I've given quite a bit of publicity to Mr. Ian Halliday's collusion with Jannie van Zyl and Telkom, and the acceptance by Halliday's company (our ISP) of the regular cheques paid by the GW for a service in reality, supplied and controlled by the Cracker next door.... Though MWeb would have you believe they no longer share a cozy bed with Telkom, that's bullshit, and you know it...
MNet and Multi-Choice are certainly aware of the Project, and if any of the guys from the old days are still around down in Cape Town, it's time to jog their collective memories...

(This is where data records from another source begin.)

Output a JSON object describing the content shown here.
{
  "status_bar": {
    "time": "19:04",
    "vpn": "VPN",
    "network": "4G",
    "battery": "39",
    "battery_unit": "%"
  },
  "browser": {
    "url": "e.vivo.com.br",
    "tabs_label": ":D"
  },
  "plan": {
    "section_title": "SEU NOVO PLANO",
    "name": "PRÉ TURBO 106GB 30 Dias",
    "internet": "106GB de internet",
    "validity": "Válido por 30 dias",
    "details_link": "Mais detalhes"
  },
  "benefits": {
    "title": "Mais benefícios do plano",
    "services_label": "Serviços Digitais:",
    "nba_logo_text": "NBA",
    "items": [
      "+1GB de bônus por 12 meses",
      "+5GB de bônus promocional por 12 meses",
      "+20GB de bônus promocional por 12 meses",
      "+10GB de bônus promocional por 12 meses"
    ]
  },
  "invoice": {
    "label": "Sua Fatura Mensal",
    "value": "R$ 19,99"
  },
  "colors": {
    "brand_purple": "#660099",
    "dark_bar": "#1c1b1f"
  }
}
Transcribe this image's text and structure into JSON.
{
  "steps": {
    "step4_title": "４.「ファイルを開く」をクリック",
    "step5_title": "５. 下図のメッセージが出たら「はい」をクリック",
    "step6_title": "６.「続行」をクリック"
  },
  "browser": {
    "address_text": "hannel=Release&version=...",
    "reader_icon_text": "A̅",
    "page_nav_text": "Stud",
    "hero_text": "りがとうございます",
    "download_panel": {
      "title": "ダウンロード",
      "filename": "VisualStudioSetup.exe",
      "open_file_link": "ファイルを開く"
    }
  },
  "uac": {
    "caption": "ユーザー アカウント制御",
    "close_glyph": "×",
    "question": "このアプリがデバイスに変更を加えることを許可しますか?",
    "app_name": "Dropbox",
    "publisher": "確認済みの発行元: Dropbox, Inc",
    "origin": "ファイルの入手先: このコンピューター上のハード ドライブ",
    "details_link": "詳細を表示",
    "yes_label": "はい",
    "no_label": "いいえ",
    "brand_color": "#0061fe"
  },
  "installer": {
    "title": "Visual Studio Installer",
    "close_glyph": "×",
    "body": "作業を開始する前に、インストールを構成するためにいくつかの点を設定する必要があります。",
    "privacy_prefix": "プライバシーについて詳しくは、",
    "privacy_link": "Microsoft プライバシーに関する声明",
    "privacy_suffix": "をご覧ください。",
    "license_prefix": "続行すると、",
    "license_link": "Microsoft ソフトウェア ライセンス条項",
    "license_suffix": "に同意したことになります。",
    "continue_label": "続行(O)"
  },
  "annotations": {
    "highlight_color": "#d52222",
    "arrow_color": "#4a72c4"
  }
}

Back when MWeb was our ISP and I mistakenly accused the young medical student shrooms and his buddy Zaphod (irc trivia) of hacking into our computer and causing mayhem and distruction?  Only for our Service Provider to discover that it was in fact the Cracker, Colin P Balliram, who had opened the gates to our PC and had invited every Tom, Dick and Harry to visit?
How my own pig-headed stupidity had subsequently led to us being handed over to the GuptaBoyz and Sahara to monitor as if we were terrorists?  (Something that the GW is unaware of, to this day....)

Water under the bridge dudes... Nonetheless, I would appeal now to the Fatcats at MWEb/MNet and MultiChoice to lean on this Not-so-Secret-Agent next door, despite his connections to the most Highly Placed Corrupt in the land, and to insist that he leave our paid for DSTV Service and our television alone, to function as they should... *snarls...
I can't in good faith, continue to promote your service as long as you allow this sorry state of affairs to be endured by a loyal paying customer... *snorts at the temerity...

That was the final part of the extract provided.